Consumers are expected to spend $448 over the Thanksgiving period, representing an increase of 12% from last year and above pre-pandemic levels, the survey found. Average holiday spend increased to $1,463, up 5% from last year. However, average spend was slightly higher in 2019 at $1,496.
Higher spending this year is helped along by the reopening of experiences, with spending being driven by higher-income households. At the same time lower-income households continue to struggle, according to the survey. The majority (65%) of those planning to skip shopping this year are from lower-income households.
In-store shopping regains some lost ground this year, but online shopping is still elevated.
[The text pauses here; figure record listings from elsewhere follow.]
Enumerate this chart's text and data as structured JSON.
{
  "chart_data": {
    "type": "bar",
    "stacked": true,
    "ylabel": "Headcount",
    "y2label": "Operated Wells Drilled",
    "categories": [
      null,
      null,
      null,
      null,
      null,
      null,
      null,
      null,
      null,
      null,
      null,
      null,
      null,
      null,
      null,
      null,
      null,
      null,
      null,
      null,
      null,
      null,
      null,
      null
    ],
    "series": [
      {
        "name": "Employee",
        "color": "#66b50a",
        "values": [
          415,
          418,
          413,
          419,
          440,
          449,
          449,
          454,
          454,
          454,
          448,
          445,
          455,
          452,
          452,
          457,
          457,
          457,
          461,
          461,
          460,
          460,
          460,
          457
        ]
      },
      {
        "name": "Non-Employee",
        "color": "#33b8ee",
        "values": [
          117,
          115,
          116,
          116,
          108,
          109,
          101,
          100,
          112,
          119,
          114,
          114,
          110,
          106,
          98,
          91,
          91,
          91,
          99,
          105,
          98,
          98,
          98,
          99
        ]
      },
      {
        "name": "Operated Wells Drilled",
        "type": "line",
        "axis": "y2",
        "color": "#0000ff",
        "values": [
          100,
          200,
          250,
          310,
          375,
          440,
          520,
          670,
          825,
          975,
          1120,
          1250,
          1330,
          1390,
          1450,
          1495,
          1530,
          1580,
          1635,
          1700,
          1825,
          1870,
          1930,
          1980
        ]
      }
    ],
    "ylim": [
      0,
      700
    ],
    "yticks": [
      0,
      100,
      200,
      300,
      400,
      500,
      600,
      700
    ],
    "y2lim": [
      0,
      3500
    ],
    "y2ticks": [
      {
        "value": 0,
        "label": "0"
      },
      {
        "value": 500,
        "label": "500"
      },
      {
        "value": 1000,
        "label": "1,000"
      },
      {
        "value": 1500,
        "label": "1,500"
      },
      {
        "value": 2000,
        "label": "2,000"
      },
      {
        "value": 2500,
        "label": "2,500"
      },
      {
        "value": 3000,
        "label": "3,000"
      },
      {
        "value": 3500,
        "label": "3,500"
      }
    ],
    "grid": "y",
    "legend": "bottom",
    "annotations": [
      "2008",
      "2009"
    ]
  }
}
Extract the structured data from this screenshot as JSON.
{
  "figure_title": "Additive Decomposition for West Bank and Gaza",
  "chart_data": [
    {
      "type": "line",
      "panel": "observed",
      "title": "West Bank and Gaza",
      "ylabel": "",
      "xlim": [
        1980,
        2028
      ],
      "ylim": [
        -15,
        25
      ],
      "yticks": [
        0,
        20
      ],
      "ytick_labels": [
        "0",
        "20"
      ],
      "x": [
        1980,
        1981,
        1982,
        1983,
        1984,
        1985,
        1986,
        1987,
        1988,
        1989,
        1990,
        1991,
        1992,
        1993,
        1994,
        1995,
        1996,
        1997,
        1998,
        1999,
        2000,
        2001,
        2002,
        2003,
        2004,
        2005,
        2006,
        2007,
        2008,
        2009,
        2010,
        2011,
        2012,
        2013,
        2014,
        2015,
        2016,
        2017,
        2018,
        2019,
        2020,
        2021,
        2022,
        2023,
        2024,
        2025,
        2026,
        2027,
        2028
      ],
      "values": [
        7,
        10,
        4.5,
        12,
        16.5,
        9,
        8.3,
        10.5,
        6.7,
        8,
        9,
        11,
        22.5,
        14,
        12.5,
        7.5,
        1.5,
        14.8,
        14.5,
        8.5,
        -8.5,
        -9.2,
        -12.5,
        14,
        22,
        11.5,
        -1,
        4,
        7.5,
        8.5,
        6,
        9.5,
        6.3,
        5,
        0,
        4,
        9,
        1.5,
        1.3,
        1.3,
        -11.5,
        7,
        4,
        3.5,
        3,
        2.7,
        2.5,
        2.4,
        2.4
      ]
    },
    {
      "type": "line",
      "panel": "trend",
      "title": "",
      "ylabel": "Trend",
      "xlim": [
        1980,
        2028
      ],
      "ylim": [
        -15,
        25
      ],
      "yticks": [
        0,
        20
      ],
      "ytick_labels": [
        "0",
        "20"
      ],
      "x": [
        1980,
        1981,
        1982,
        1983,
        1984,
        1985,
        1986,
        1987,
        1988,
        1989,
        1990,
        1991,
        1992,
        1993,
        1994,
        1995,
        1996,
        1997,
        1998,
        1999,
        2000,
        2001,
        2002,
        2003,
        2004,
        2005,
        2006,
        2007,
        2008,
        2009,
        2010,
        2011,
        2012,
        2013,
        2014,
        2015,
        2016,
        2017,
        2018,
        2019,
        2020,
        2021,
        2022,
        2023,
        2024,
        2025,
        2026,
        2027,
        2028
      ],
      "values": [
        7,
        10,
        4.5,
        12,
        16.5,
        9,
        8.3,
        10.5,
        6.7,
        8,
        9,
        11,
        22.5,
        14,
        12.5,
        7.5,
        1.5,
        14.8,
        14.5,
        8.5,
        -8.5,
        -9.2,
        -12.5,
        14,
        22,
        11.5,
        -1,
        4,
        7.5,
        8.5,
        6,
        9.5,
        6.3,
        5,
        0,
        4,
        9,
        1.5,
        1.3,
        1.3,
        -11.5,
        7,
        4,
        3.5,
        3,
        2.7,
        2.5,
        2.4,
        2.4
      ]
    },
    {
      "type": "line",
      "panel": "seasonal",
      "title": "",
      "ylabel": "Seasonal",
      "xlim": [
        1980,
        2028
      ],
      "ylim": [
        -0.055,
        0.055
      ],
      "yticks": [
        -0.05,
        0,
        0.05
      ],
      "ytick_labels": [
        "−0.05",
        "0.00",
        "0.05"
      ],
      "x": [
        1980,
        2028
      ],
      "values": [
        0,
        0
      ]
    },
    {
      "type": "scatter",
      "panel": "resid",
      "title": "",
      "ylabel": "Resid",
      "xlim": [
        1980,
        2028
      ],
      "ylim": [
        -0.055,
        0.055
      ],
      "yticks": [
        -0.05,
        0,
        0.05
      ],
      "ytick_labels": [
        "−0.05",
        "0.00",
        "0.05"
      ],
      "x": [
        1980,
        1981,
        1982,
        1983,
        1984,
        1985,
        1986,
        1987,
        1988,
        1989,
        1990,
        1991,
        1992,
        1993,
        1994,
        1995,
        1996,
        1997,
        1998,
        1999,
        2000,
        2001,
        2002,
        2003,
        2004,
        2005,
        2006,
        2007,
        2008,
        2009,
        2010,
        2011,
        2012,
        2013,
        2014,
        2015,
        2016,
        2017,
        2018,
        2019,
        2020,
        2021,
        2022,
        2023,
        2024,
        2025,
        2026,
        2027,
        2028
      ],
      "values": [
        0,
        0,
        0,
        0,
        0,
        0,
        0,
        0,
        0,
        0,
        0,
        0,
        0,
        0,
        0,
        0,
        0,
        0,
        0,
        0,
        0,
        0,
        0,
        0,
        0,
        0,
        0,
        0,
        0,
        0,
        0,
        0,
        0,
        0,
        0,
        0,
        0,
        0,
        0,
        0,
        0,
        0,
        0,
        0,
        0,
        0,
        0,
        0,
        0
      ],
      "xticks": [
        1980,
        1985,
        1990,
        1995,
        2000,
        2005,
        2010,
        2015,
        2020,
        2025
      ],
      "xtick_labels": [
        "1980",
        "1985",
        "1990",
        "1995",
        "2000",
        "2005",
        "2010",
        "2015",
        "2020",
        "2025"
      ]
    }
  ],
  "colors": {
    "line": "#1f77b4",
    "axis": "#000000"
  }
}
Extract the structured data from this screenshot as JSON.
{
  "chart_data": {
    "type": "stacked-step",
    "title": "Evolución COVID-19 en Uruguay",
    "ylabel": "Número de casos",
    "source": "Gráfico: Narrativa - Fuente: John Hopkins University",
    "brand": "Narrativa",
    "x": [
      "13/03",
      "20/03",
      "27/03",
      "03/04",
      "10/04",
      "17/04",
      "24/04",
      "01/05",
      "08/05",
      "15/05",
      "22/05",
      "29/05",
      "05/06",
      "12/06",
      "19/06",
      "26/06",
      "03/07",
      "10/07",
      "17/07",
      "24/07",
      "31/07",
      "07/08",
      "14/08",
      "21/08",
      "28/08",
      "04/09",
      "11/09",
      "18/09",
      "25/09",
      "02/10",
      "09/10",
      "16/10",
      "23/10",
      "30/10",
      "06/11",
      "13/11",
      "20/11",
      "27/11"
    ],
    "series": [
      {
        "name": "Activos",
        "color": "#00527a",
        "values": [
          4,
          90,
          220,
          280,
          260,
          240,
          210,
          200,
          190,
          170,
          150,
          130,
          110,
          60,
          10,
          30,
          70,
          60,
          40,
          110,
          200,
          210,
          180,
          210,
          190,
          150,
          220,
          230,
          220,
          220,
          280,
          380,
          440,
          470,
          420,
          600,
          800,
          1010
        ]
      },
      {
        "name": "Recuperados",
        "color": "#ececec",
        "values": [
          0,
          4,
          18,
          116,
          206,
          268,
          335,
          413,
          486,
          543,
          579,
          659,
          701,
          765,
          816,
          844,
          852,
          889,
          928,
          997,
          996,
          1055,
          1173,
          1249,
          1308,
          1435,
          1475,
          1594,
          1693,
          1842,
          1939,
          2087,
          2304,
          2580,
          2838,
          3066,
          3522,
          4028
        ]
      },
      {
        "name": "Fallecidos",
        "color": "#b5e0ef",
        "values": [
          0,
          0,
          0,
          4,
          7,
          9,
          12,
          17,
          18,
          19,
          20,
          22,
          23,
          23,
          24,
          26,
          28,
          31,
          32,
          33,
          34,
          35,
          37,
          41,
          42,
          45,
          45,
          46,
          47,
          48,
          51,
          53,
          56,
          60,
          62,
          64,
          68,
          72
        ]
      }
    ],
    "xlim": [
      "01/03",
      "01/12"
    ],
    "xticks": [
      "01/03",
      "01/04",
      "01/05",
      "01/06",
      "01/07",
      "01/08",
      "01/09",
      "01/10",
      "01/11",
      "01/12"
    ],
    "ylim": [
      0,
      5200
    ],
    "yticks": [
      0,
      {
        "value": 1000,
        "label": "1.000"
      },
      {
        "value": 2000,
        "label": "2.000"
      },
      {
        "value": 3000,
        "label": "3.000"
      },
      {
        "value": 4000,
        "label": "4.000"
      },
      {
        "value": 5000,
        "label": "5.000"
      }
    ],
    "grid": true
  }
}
One-third of holiday spend, or $440, comes from in-store this year, while 62%, or $924, comes from online. Retail executives expect online shopping to remain popular, and 40% of executives expect to see double-digit growth.
The holiday season faces new supply chain challenges this year, leaving retail executives concerned about shipping delays and stock being out. A whopping 64% of retail executives are worried about not receiving inventory on time, while 75% of shoppers are concerned about stockouts.
The supply chain issues have led consumers to shop earlier this season, and 68% of consumers plan to begin shopping before Thanksgiving, compared to 61% in 2020. Another 32% plan to start shopping on Thanksgiving or later, versus 39% in 2020. Retailers have pushed sales up, with 67% of retail executives expecting holiday shopping to start one to two weeks earlier.
“Thanksgiving has traditionally signaled the kick-off to the holiday shopping season,” Rod Sides, vice chair of Deloitte and U.S. retail, wholesale and distribution leader, said in a statement. “However, stockouts and inflation have caused consumers to start buying earlier to ensure they can get the best price for what they want, while it’s available. Retailers should be prepared to welcome shoppers throughout the holiday weekend as they prioritize items they can purchase and take home that day. In situations where supply chain and inventory are a challenge this season, retailers will need to have a strong substitution strategy in place to keep shoppers in the store or online.”
Supply chain worries are not the only challenges this year with inflation rates reaching new highs. Half of retail executives expect prices to increase this year, while 7 in 10 consumers believe the same. Nearly 40% of consumers say things cost more this year in general, while 50% are spending less thanks to higher food prices.